UWAGA:

Proszę pilnować etykietowania swoich postów.
Swojemu postowi nadaj etykietę w postaci swojego nicka internetowego, lub imienia. Pamiętajcie o tym, aby nie powstał chaos na blogu. :)

niedziela, 31 marca 2013

lasek rośnie u A gni Sz-n

Od ostatniego wpisu niewiele się zmieniło. Przed świętami jakoś tak skąpo było z czasem.
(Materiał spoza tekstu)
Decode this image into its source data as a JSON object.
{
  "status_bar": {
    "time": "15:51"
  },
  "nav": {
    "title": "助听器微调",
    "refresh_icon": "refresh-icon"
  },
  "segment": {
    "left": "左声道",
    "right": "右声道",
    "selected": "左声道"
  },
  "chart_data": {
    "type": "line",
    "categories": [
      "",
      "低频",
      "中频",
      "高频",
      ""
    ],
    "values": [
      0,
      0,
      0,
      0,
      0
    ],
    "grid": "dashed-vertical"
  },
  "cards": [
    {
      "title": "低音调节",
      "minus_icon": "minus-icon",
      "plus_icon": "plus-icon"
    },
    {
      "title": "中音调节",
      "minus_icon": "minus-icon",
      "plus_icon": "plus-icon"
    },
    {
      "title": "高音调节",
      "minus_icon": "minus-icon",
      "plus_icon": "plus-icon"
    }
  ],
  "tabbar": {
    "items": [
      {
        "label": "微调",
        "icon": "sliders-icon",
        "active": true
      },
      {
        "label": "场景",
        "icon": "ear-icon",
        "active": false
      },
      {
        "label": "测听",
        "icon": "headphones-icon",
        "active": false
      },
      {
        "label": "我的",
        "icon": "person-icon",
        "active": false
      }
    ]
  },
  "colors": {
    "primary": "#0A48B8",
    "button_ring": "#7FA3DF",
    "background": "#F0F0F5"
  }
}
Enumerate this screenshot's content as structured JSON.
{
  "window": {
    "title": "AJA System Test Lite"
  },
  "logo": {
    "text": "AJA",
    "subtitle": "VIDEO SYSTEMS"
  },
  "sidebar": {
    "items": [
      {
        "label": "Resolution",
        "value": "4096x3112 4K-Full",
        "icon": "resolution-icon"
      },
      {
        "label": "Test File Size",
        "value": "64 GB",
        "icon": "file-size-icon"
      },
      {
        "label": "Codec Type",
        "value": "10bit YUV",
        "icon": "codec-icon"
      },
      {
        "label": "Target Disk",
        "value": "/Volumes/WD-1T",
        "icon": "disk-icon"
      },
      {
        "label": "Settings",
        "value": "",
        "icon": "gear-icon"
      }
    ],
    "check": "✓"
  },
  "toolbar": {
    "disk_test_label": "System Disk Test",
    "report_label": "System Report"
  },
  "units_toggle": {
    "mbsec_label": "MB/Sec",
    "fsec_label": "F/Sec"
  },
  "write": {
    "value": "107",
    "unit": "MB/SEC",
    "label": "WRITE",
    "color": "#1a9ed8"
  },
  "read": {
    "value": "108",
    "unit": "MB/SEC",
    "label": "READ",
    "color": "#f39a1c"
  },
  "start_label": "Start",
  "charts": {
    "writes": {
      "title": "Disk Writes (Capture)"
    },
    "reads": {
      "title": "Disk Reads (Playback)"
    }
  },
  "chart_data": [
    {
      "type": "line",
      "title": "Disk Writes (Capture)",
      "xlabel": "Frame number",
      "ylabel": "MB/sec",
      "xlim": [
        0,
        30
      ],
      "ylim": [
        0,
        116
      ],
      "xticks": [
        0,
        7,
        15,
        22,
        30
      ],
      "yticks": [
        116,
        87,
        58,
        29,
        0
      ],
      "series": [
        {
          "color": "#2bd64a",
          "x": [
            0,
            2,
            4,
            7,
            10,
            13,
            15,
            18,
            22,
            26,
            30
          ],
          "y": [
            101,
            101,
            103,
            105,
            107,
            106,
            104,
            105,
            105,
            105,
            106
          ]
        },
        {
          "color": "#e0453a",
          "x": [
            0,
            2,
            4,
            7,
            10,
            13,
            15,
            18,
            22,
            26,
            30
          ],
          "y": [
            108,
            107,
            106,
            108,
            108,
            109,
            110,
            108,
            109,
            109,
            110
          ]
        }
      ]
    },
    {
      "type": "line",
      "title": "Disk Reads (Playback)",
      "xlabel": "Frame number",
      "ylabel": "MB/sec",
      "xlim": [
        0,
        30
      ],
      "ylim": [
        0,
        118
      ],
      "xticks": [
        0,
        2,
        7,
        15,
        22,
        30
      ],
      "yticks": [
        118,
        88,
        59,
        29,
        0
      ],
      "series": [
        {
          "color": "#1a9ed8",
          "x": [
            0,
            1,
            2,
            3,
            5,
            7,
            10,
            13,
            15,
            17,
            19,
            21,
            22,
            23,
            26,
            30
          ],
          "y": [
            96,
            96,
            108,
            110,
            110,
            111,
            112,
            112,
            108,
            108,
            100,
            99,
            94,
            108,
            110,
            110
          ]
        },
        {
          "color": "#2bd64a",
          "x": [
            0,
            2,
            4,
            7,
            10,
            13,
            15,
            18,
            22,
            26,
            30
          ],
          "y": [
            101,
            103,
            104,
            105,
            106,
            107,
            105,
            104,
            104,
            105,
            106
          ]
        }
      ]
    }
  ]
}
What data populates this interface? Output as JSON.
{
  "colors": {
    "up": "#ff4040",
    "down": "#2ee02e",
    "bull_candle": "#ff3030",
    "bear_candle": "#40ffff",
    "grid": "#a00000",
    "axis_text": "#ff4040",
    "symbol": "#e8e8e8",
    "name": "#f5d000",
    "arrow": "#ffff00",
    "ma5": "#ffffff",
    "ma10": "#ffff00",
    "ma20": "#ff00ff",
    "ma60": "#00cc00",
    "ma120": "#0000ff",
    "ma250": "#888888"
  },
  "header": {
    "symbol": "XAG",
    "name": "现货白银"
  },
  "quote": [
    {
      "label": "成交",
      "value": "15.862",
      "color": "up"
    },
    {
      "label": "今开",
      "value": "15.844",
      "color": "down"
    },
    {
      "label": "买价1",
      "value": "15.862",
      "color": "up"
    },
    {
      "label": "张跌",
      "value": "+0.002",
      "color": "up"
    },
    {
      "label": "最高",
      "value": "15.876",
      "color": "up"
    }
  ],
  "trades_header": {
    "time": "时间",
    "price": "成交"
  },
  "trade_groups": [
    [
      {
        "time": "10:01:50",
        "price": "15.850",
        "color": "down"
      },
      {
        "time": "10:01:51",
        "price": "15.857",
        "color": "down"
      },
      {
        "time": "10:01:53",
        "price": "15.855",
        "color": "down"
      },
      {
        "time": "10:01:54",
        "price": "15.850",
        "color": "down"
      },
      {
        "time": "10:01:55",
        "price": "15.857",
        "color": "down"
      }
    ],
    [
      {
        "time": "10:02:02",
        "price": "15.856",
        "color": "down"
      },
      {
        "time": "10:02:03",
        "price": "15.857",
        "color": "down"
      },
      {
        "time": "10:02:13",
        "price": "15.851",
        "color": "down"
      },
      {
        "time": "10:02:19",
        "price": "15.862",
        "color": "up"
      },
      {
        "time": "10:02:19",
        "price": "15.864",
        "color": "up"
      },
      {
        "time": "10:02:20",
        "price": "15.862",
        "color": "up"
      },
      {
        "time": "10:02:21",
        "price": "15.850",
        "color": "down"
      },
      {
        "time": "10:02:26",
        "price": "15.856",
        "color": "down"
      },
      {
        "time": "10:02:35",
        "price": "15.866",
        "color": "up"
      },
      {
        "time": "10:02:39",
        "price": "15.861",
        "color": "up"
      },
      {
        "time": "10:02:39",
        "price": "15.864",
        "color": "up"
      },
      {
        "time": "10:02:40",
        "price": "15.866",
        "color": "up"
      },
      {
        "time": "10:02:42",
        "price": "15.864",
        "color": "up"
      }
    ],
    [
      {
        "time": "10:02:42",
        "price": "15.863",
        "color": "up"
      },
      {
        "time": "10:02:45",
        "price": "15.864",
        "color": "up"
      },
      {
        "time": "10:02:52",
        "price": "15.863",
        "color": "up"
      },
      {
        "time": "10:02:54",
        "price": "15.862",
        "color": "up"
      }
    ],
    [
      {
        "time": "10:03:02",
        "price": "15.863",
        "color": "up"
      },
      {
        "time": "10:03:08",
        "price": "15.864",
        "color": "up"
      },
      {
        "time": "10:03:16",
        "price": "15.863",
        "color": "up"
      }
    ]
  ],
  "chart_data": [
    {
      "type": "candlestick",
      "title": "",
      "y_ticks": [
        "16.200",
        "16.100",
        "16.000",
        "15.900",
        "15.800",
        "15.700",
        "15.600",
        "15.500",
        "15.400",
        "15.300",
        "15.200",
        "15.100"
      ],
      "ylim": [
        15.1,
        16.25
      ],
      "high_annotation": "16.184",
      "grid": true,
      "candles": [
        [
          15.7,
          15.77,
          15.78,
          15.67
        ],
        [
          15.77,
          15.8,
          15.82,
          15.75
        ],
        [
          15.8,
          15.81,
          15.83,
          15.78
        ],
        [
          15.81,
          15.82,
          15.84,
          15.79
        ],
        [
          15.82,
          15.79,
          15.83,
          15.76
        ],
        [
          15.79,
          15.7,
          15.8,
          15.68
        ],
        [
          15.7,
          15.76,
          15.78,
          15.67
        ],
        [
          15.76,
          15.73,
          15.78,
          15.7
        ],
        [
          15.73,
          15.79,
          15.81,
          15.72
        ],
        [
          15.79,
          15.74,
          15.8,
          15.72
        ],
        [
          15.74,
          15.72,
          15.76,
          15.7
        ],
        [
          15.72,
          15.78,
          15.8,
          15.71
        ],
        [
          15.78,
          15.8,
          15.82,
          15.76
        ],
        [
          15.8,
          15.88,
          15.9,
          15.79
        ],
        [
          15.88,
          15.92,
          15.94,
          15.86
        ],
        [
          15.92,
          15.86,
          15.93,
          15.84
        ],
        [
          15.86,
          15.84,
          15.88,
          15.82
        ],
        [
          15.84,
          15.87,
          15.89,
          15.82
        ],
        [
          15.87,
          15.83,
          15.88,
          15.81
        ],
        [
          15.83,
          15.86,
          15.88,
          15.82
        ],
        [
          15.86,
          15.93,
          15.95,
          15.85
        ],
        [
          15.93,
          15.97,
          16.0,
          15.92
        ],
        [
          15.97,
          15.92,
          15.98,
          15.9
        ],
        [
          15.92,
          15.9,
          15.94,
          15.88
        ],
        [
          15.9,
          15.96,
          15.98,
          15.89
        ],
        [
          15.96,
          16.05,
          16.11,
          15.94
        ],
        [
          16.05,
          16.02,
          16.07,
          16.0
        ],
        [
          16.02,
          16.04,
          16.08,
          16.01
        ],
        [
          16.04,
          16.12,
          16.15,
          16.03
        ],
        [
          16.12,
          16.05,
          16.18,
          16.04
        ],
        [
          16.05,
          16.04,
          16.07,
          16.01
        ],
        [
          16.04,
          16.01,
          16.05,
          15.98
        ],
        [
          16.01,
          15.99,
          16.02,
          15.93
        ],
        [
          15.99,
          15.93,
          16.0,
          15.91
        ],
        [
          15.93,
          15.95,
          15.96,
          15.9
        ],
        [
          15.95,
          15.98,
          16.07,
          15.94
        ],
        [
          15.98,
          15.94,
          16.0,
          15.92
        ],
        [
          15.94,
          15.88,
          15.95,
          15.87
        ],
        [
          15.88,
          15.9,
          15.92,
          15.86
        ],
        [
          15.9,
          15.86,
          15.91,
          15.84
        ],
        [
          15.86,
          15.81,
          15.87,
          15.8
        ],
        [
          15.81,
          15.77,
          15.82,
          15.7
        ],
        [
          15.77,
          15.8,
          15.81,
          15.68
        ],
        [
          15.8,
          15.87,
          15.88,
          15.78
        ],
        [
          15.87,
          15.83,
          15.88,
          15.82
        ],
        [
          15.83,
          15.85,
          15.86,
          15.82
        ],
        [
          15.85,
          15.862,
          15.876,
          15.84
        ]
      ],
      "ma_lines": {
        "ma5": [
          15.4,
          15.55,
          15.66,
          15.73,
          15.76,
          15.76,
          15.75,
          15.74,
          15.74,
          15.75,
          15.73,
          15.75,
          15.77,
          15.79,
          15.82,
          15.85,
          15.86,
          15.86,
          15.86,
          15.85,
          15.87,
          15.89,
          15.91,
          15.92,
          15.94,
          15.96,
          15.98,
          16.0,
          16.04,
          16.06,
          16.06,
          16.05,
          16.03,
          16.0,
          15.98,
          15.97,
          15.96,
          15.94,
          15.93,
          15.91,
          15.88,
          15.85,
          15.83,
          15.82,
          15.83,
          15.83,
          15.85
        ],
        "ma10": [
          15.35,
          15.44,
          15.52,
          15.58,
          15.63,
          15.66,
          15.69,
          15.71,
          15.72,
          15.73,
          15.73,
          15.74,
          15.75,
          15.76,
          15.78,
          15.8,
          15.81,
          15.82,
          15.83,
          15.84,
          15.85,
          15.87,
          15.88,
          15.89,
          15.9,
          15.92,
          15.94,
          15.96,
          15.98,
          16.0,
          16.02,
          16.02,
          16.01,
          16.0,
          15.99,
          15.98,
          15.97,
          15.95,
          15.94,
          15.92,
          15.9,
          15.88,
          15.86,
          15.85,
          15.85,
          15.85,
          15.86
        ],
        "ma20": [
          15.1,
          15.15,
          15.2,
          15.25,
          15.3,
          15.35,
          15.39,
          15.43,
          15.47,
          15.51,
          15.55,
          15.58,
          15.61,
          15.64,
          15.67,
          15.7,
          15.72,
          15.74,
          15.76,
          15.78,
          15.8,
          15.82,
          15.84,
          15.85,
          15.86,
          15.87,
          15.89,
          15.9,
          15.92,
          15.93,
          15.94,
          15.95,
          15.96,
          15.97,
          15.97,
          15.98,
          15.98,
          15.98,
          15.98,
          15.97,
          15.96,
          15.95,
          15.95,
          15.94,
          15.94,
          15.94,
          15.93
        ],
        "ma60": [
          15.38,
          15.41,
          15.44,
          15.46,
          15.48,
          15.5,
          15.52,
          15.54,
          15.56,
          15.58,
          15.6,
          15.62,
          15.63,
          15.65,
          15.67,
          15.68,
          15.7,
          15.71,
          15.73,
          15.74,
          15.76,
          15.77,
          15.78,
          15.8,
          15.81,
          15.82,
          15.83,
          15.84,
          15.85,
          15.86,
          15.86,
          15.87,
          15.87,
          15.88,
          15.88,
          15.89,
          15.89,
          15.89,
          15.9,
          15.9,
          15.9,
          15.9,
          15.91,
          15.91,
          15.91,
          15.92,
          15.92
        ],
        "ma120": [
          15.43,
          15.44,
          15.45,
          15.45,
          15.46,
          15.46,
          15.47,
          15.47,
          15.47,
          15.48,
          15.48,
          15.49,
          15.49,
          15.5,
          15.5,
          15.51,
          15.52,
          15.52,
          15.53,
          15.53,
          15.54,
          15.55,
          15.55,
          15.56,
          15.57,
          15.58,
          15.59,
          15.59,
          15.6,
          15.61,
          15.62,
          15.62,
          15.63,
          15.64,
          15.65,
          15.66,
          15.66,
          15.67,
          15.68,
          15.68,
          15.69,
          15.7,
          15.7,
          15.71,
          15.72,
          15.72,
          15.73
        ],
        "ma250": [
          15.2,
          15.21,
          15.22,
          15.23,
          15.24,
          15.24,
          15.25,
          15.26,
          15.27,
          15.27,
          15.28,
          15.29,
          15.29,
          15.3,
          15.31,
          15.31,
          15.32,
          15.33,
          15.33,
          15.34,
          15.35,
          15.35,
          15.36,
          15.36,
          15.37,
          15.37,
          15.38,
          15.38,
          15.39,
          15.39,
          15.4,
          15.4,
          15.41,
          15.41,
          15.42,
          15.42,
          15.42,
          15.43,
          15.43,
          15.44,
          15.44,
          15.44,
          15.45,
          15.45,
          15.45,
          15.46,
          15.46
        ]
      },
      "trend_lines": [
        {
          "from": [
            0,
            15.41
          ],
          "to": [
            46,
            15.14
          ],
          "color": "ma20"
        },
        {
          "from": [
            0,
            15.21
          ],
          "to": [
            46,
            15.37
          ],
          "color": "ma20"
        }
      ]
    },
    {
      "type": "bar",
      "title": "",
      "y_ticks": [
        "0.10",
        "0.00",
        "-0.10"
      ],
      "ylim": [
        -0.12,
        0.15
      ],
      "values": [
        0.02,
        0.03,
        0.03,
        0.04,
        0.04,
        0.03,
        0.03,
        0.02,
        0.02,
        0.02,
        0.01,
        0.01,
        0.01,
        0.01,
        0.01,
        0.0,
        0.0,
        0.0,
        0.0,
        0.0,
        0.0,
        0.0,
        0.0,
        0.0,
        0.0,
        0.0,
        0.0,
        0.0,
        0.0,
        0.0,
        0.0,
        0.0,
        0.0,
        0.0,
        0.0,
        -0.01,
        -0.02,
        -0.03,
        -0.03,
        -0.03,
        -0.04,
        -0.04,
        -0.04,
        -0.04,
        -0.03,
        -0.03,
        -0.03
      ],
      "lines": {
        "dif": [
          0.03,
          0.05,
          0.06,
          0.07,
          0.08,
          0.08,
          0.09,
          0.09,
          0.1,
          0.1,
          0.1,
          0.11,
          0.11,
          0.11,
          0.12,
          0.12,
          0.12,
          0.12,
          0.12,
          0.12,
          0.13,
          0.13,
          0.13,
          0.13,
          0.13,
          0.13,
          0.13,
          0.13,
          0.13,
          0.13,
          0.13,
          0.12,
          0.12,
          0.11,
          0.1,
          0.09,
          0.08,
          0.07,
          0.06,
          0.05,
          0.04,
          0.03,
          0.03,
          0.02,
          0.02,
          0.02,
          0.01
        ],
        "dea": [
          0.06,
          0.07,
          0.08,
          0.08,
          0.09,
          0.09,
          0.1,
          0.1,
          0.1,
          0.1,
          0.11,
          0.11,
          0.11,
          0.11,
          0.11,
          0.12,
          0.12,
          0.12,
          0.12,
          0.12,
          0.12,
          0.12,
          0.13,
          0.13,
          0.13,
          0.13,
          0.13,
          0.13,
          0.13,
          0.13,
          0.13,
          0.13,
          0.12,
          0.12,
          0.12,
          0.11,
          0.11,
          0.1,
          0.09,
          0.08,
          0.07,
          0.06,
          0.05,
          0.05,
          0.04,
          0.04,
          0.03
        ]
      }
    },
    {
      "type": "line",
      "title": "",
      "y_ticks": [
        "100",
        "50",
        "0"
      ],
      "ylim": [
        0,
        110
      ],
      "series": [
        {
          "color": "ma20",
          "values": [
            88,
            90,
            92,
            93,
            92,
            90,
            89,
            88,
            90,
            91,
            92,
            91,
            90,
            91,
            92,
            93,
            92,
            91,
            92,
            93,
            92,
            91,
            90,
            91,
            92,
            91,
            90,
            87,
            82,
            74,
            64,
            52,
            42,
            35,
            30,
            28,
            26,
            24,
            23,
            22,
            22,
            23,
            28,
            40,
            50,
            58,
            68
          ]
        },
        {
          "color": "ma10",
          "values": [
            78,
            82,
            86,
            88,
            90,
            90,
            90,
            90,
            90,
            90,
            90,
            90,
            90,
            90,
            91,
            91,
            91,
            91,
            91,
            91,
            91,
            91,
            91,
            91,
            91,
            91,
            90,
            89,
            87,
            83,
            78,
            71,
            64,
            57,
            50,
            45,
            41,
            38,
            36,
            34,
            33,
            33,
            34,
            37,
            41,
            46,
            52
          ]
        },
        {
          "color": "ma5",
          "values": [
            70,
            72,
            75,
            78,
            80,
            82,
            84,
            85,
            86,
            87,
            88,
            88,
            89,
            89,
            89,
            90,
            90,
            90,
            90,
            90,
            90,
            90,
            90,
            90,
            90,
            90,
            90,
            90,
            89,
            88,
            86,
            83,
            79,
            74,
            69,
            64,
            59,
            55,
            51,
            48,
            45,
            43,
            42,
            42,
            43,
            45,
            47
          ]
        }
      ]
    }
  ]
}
Wesołych Świąt wszystkim życzę, dużo wolnych chwil na naszą przyjemność xxx i żeby nam się niteczki nie plątały.

sobota, 30 marca 2013

Wielkanoc 2013

Wymarzonych Świąt Wielkiej Nocy życzę Wam 
Moje Drogie Uczestniczki SAL-u Sosnowego! :)
/Agnieszka-organizatorka SAL-u

piątek, 29 marca 2013

Las na razie stanął

Tyle się posunęłam od ostatniego razu:
i niestety musiałam na chwilę przerwać, bo czekały w kolejce obrazki z RR i Sal-u, ale niedługo dalej pójdę w las.

czwartek, 28 marca 2013

Kalliope - coraz dalej w las

Dużo nie przybyło, ale zawsze to coś:


Mam wyhaftowane dwie kartki schematu z sześciu, ale teraz zaczyna się prawdziwa puszcza, duże drzewa... Zabiorę się za nie dopiero po świętach.

środa, 27 marca 2013

Dzień 5, 6, 7, 8

Udało  mi się poświęcić trochę czasu na Las sosnowy.
Dokładnie 4 dni. I znów po każdym podejściu starałam się uwiecznić postęp w pracy. Jednak zazwyczaj byłą to już późna noc i spore zmęczenie o czym świadczą zdjęcia:
Dzień 5
 
 
Dzień 6 okazał się pechowy, już sama nie wiem ile razy prułam te ptaki. Miałam już nawet ochotę zostawić je tam gdzie wyskoczyły ale w końcu są tam gdzie być powinny.
Jeszcze 7 i 8 dzień i znalazłam się w choinkach.

wtorek, 26 marca 2013

sosny by maneruki (3)

A oto rezultaty mojej pracy nad obrazkiem:


Największe drzewo już jest ;-)

Raport z postępów 2


Dawno nie pokazywałam, co się dzieje w moim lasku. 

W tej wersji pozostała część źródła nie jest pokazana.